As winter approaches and Ukraine’s energy infrastructure remains vulnerable to Russia’s continued aerial bombardment, President Volodymyr Zelensky of Ukraine is saying that about 40 percent of his country’s power grid is “seriously damaged” and is pleading for the European Union to help rebuild.

Ukrainians have already had to adapt. In Kharkiv, in northern Ukraine, some residents are using plastic sheeting to cover the broken windows in their bedrooms. In Kyiv, the country’s capital, rolling blackouts have become a daily hardship.

More than 800,000 homes across Ukraine have been damaged or destroyed since the war began in February, with so many windows shattered by explosions that glass is scarce.

On Wednesday, Kyiv’s mayor, Vitali Klitschko, said the city had set up 1,000 heating stations stocked with generators where residents would be able to warm up, drink tea and charge their phones in the event missile attacks knock out heat and power to the city.

In recent weeks, as Russian troops have lost ground on the battlefield in the south and the east, Moscow is relying more on long-range weapons to destroy Ukraine’s power plants, lines, substations and other parts of the grid. The aim appears to be to cut off power and water to Ukrainians and erode their will to fight. On Monday, Kyiv was without water and electricity for most of the day after the latest round of Russian missile and drone strikes.

Against that stark backdrop, Mr. Zelensky said on Tuesday that Ukraine needed more aid from the West to restore its energy grid and support its battered economy. “The issue of energy goes hand in hand with the financial crisis and the shortage of weapons,” he said in a statement.

“Russia’s energy terrorism” has damaged “thermal power plants, combined heat and power plants and hydroelectric power plants,” according to a statement released by Mr.
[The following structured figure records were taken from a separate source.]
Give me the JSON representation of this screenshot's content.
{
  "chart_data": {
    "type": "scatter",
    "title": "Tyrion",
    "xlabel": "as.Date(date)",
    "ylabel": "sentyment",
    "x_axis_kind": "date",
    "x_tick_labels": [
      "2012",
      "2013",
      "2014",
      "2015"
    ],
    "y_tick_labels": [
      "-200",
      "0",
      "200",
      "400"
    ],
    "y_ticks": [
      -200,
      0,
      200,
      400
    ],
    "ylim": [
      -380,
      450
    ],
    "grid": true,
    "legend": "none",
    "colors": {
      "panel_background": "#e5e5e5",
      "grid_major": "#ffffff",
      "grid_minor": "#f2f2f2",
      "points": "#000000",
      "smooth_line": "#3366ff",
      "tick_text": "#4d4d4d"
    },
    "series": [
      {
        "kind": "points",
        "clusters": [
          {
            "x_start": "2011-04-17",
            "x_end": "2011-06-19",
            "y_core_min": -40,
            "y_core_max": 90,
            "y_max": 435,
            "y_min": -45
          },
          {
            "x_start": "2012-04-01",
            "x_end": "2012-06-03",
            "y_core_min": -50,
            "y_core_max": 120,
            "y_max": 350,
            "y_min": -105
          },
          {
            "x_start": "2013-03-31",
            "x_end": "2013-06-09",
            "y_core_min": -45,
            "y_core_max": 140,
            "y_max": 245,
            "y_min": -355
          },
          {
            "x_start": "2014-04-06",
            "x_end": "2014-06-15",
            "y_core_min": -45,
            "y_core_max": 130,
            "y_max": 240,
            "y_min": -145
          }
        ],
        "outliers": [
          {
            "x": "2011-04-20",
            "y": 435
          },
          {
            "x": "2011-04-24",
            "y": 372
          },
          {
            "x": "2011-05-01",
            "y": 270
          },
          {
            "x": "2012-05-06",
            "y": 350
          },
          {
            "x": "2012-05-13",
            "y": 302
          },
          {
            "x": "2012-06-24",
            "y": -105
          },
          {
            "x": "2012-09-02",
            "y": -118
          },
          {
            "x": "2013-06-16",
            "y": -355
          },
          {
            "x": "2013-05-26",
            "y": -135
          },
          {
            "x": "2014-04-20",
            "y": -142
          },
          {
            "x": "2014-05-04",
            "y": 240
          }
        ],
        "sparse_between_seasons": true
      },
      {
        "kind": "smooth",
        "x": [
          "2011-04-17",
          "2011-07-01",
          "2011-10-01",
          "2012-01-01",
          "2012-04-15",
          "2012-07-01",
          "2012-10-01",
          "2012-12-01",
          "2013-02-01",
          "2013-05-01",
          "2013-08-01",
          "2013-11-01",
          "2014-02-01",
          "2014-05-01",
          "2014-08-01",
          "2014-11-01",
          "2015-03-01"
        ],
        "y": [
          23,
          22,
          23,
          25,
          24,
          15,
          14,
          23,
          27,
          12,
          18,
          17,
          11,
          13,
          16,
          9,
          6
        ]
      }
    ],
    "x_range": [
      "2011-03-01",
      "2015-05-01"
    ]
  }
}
Zelensky’s office.

In his nightly address, Mr. Zelensky cast Russia’s attacks as “a challenge to all of Europe.”

“Moscow will present any winter difficulties in its propaganda as alleged proof of the failure of a united Europe,” he said.

Kyiv and its European allies were demonstrating signs of unity on Tuesday. In a phone call, President Emmanuel Macron of France and Mr. Zelensky agreed to hold an international conference on Dec. 13 in Paris to discuss how to help Ukraine get through the difficult winter.

Kadri Simson, the European Union’s commissioner for energy affairs, also called on the European Commission, the bloc’s executive arm, to coordinate outreach for help in restoring Ukraine’s energy infrastructure. The European Commission noted that in addition to equipment, 25.5 million euros — the equivalent of about $25 million — had been set aside to cover the country’s most urgent needs.

Ukraine’s energy problems could soon spiral into a humanitarian crisis, the World Health Organization has warned, because a lack of access to fuel or electricity “could become a matter of life or death if people are unable to heat their homes.” Mean winter temperatures in Ukraine hover around or fall below freezing during December, January and February, according to the World Bank’s climate change website.

The W.H.O. said Ukraine’s humanitarian challenges could be deepened by the advent of winter, a recent surge in Covid-19 cases and the proliferation of attacks on civilian infrastructure.